I believe it is OK to have a regression of the form

$$y=\beta_0+\beta_1 x_1+\beta_2 x_2+\varepsilon$$

where $y$ and $x_1$ are cointegrated and $x_2$ is stationary. The OLS coefficient estimates will be consistent; in fact, $\hat \beta_1^{OLS}$ will be superconsistent -- that's even better.

But that will only be useful if you need just the point estimates of the $\beta$'s. The OLS standard error for $\beta_1$ will not give you the right measure of uncertainty because of the superconsistency (not sure about $\beta_0$ and $\beta_2$). Hence, you will not be able to test the statistical significance of $\beta_1$, at least in the standard way. To be able to do that, you should go for a vector error correction model (VECM) instead. In general, I find VECM to be a "cleaner" modelling approach for a case like yours.

A usual definition of co-integration (there are alternatives) is that, given a random vector, say

$$\mathbf z = (y,x_1,x_2)'$$ then there exists a non-zero coefficient vector of fixed numbers $$\mathbf \alpha = (a_1,a_2,a_3)'$$ such that

$$u= \mathbf \alpha'\mathbf z \;\; \text{is covariance stationary}$$

In your case, let's say that indeed $y$ and $x_1$ are indeed co-integrated (the fact that they are both $I(1)$ does not make them automatically co-integrated, co-integration implies a relationship between the two).

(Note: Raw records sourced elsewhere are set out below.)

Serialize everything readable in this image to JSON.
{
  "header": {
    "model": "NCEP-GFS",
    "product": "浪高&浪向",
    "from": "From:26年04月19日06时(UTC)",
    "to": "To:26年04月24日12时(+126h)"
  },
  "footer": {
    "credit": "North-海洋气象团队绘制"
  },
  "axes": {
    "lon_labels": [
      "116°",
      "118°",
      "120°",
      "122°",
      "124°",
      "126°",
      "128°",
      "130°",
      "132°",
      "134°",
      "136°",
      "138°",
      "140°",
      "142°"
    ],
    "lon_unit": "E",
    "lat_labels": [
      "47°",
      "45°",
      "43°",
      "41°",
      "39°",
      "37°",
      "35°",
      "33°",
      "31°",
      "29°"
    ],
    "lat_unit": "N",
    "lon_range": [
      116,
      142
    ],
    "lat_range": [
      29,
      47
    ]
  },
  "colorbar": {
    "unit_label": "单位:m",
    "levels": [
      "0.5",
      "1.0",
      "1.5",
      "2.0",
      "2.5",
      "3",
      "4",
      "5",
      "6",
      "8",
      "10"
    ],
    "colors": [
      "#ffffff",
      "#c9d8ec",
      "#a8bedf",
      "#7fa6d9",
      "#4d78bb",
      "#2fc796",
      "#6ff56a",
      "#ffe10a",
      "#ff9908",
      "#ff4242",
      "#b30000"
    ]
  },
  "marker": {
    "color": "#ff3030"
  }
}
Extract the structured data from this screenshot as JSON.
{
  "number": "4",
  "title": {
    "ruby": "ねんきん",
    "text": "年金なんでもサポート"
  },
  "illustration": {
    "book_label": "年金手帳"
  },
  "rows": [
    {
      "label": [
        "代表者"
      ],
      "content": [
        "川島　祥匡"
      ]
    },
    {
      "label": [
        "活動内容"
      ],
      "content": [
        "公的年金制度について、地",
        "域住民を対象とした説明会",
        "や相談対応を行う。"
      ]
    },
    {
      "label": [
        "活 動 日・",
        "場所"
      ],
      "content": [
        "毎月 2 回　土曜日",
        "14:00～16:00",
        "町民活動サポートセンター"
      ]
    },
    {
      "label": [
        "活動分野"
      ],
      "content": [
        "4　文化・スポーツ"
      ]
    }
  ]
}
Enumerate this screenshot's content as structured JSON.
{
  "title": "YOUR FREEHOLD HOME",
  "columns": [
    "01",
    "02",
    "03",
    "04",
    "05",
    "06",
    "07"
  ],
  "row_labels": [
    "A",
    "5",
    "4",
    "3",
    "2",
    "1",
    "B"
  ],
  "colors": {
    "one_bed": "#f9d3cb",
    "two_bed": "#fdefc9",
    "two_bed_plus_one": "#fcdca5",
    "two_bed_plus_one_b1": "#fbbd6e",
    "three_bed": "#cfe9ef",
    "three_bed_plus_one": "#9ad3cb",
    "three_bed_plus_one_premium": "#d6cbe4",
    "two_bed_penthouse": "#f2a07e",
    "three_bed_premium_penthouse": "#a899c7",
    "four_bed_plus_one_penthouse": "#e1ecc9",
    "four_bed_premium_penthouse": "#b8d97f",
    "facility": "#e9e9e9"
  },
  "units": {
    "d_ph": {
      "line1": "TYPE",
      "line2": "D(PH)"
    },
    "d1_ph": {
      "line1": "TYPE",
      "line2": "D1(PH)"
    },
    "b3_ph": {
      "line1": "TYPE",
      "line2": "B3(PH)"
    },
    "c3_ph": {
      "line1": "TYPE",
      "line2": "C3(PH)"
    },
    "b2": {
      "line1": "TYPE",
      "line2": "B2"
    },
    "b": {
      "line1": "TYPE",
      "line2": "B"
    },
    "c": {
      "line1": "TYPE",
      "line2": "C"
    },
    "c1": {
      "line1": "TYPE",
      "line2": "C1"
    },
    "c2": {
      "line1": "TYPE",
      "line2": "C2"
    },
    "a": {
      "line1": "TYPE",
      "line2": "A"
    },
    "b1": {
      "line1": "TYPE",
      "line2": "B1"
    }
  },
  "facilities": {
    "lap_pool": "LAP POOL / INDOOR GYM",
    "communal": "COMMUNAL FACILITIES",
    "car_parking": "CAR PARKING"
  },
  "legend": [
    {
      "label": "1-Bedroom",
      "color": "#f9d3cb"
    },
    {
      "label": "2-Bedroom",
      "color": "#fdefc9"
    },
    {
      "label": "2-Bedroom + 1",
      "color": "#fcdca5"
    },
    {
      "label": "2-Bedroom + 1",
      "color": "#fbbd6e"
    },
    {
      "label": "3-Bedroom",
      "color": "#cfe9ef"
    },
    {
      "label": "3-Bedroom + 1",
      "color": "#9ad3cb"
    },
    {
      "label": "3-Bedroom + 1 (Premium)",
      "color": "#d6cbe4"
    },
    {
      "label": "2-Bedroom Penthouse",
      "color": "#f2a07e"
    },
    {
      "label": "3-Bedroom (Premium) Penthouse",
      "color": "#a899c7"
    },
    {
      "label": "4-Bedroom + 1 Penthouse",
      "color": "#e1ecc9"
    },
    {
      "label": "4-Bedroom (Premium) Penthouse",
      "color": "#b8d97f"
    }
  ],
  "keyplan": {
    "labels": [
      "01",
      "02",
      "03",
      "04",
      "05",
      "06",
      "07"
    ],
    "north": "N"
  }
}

Setting $\tilde \alpha = (a_1,a_2)$ we have that

$$\tilde u = \tilde \alpha' \left [\begin{matrix} y \\ x_1\end{matrix} \right]$$ is covariance stationary. Now since $x_2$ is covariance stationary, then

$$u = \tilde u + a_3x_2$$ will also be covariance-stationary. But

$$\tilde u + a_3x_2 = \alpha' \left [\begin{matrix} y \\ x_1 \\ x_2 \end{matrix} \right]$$

which is your full specification. In short, if two $I(1)$ variable are co-integrated, then adding any number of $I(0)$ variables to the specification does not create any methodological issues.